Despite being biracial, McCarthy continued spewing racist language mostly targeted at children, but the consequences of her actions caught up to her when she called the Black daughter of two white celebrities a “monkey,” according to the Post. Seven years after her comments, a Brazilian judge found her guilty of racism— an offense the diverse country takes very seriously— in August 2024.
Brazil has a more narrow definition of freedom of speech than the U.S. Threats against the Brazilian government are considered illegal and so are personal attacks that offend someone’s honor, including racist speech, according to the Library of Congress.
“The gravity of the crime of racism in Brazil is so great that people can be arrested on the spot,” said Lívia Vaz, the director of a racism prosecutorial team in the country, told the Post. “When I started, it wasn’t that way. The police would go to the scene, and no one was arrested. Now they are.”
Unlike in the United States, racism in Brazil can cost an offender, like McCarthy, years behind bars, according to the UN Refugee Agency. The 35-year-old Brazilian was sentenced to eight years and nine months in prison. Her sentence is the longest ever given out for racism in the country, reports the Post.
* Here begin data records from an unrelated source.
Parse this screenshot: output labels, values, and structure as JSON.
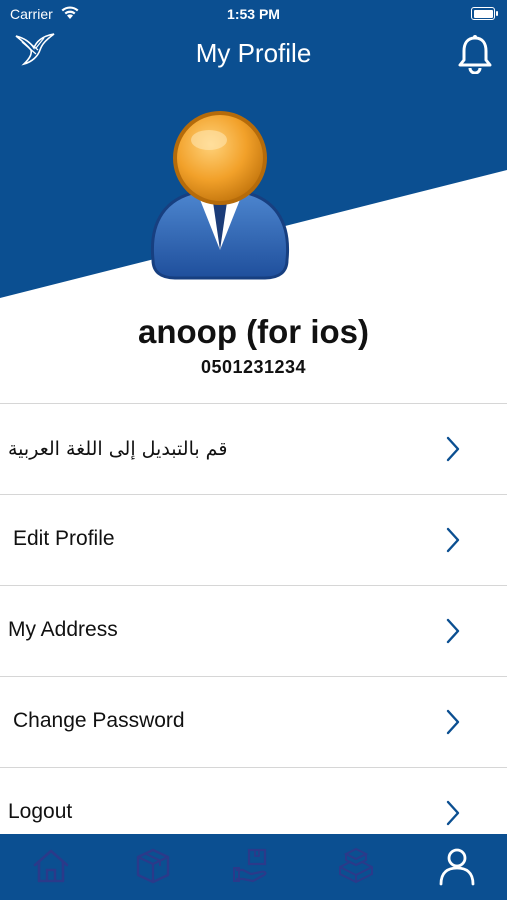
{
  "status_bar": {
    "carrier": "Carrier",
    "time": "1:53 PM",
    "battery_level": 1.0
  },
  "nav": {
    "title": "My Profile",
    "logo_icon": "bird-logo-icon",
    "right_icon": "bell-icon"
  },
  "profile": {
    "name": "anoop (for ios)",
    "phone": "0501231234",
    "avatar_icon": "user-avatar-icon"
  },
  "menu": {
    "items": [
      {
        "label": "قم بالتبديل إلى اللغة العربية",
        "icon": "chevron-right-icon"
      },
      {
        "label": "Edit Profile",
        "icon": "chevron-right-icon"
      },
      {
        "label": "My Address",
        "icon": "chevron-right-icon"
      },
      {
        "label": "Change Password",
        "icon": "chevron-right-icon"
      },
      {
        "label": "Logout",
        "icon": "chevron-right-icon"
      }
    ]
  },
  "tab_bar": {
    "tabs": [
      {
        "icon": "home-icon",
        "active": false
      },
      {
        "icon": "box-icon",
        "active": false
      },
      {
        "icon": "hand-box-icon",
        "active": false
      },
      {
        "icon": "stacked-boxes-icon",
        "active": false
      },
      {
        "icon": "profile-icon",
        "active": true
      }
    ]
  },
  "colors": {
    "primary": "#0b4f91",
    "tab_inactive": "#2b3a8a",
    "tab_active": "#ffffff",
    "chevron": "#0b4f91"
  }
}
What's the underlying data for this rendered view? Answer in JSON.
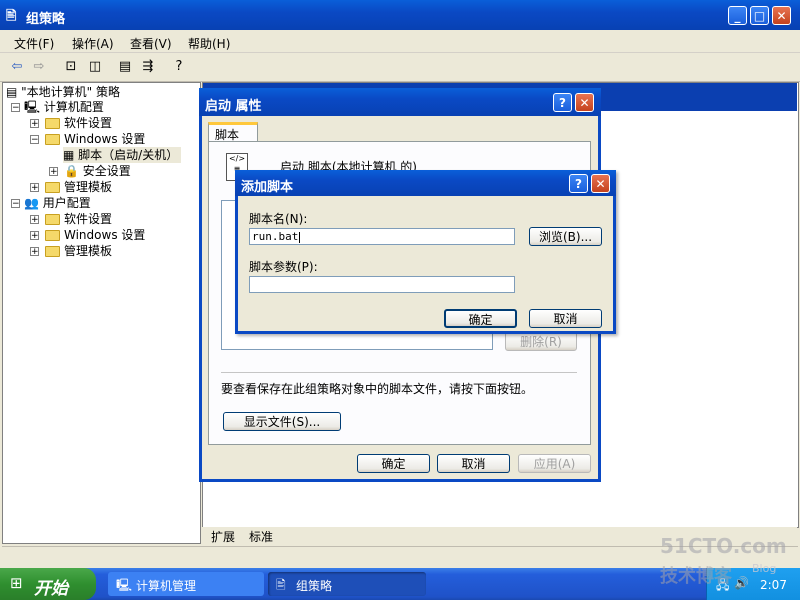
{
  "main_window": {
    "title": "组策略",
    "menu": [
      "文件(F)",
      "操作(A)",
      "查看(V)",
      "帮助(H)"
    ]
  },
  "tree": {
    "root": "\"本地计算机\" 策略",
    "computer_config": "计算机配置",
    "software_settings": "软件设置",
    "windows_settings": "Windows 设置",
    "scripts": "脚本（启动/关机）",
    "security_settings": "安全设置",
    "admin_templates": "管理模板",
    "user_config": "用户配置",
    "user_software_settings": "软件设置",
    "user_windows_settings": "Windows 设置",
    "user_admin_templates": "管理模板"
  },
  "bottom_tabs": [
    "扩展",
    "标准"
  ],
  "props_dialog": {
    "title": "启动 属性",
    "tab": "脚本",
    "heading": "启动 脚本(本地计算机 的)",
    "remove_label": "删除(R)",
    "note": "要查看保存在此组策略对象中的脚本文件，请按下面按钮。",
    "show_files_label": "显示文件(S)...",
    "ok_label": "确定",
    "cancel_label": "取消",
    "apply_label": "应用(A)"
  },
  "add_script_dialog": {
    "title": "添加脚本",
    "script_name_label": "脚本名(N):",
    "script_name_value": "run.bat",
    "browse_label": "浏览(B)...",
    "script_params_label": "脚本参数(P):",
    "script_params_value": "",
    "ok_label": "确定",
    "cancel_label": "取消"
  },
  "taskbar": {
    "start_label": "开始",
    "tasks": [
      "计算机管理",
      "组策略"
    ],
    "clock": "2:07"
  },
  "watermark": {
    "line1": "51CTO.com",
    "line2": "技术博客",
    "line3": "Blog"
  }
}
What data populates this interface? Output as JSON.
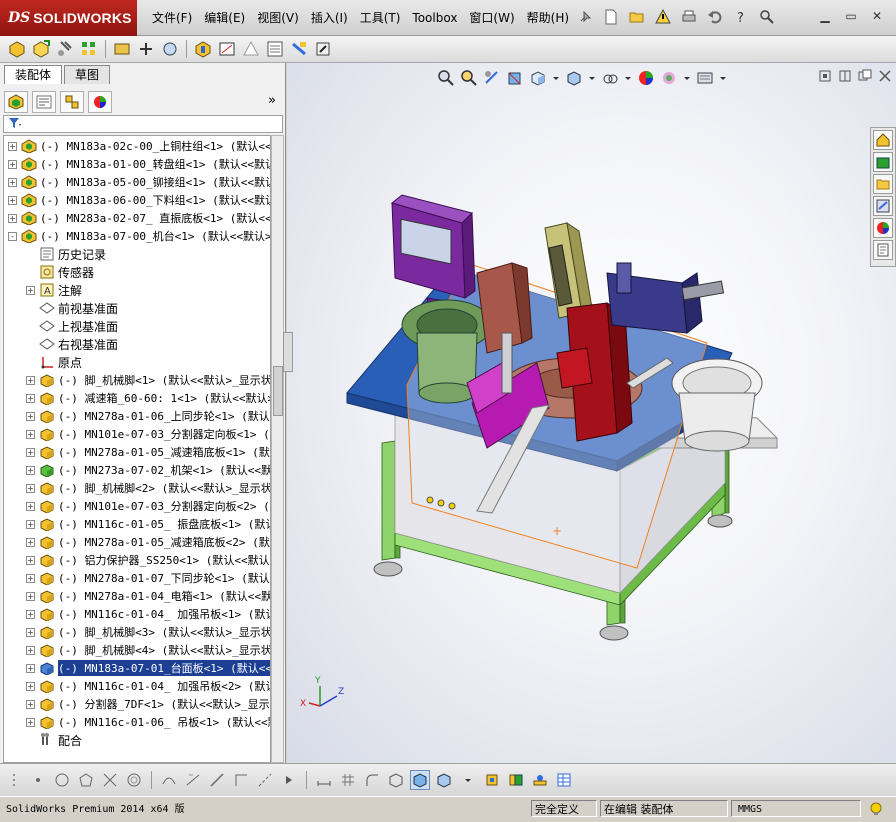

McCarthy’s sentence serves as an example of the country’s efforts to right the wrongs of it’s racist past. The heat of the 2020 George Floyd protests prompted Brazil to take responsibility for it’s role in the transatlantic slave trade. Even public prosecutors have began formal investigations into slavery, which many Black Brazilians hope will result in reparations, according to AP News.
Even though the country has taken a stand against her, McCarthy, who lives in Paris currently, told the Post she has no plans to turn herself in to Brazilian authorities. Instead, she hopes to continue living in Europe.